You have all heard me talk about the importance of market integrity and investor confidence before. I suggest that the lack of transparency regarding the actual rates set in these auctions undermines both. Market participants should insist that the rates set in these auctions and other critical information be made public. You have all heard the remark by Justice Brandeis to the effect that sunlight is the best disinfectant. The former head of investment banking at one firm put it this way: “We believe everybody is honest, but they are more honest if you watch them like a hawk.” Giving investors, potential investors, issuers and broker-dealers a way to monitor the rates, the bidding ranges and number of bids received, would allow them to see inside the black box of this market. Disclosure of such information, which is routine in Treasury auctions, would promote market integrity, enhance investor confidence and improve pricing efficiency. Transparency would benefit everyone.

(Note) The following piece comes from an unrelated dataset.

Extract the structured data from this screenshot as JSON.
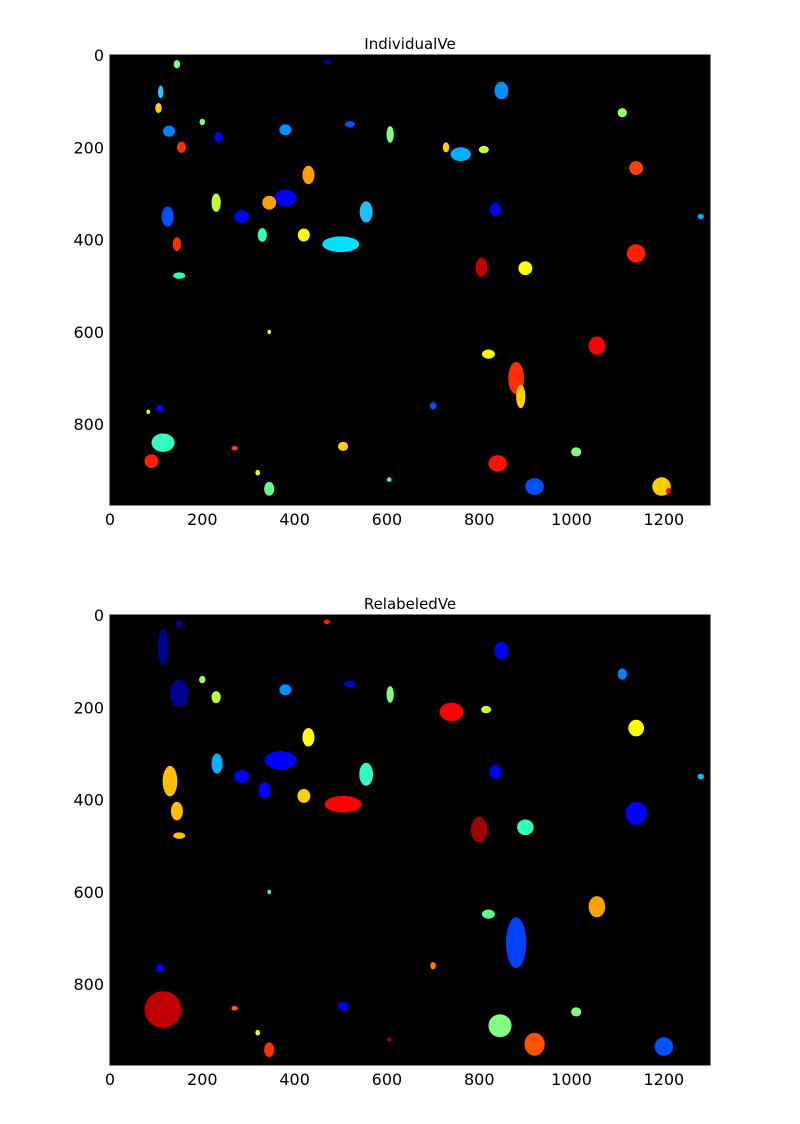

Lastly, I would like to remind everyone that adherence to industry practices does not give anyone a pass under the securities laws. Although best practices and similar releases by industry organizations may be useful, it is important to keep the overarching requirements of the securities laws and its basic themes of disclosure, fairness and integrity firmly in mind.

Closing

In conclusion, I want to thank WIPF again for inviting me to be with you today. It has been my pleasure and privilege.


1 See Securities Act Release No. 8591 (July 19, 2005), 70 FR 44722 (August 3, 2005).

2 See Section VI (Prospectus Delivery Reforms) of the SEC Release for a detailed description of the SEC rules implementing the “access equals delivery” standard.

3 MSRB Notice 2006-19 (July 27, 2006).

4 See Securities Act Release No. 7233, Release No. 7288, and Securities Exchange Act Release No. 42728.

5 See, e.g., Commission Opinion in the Matter of the City of Miami, SEC Rel. No. 34- 47552 / March 21, 2003 “Miami further asserts that the City relied on Deloitte, and other professionals who participated in the bond offerings, to advise the City on its disclosure in the Official Statements. Primary responsibility for the accuracy of information filed with the Commission and disseminated among investors rests upon the municipality. A city does not discharge this obligation by the employment of independent public accountants or other professionals. As we have repeatedly emphasized, issuers of municipal securities "are primarily responsible for the content of their disclosure documents and may be held liable under the federal securities laws for misleading disclosure." Municipal issuers have an affirmative obligation to know the contents of their securities disclosure documents, including their financial statements.” (footnotes omitted).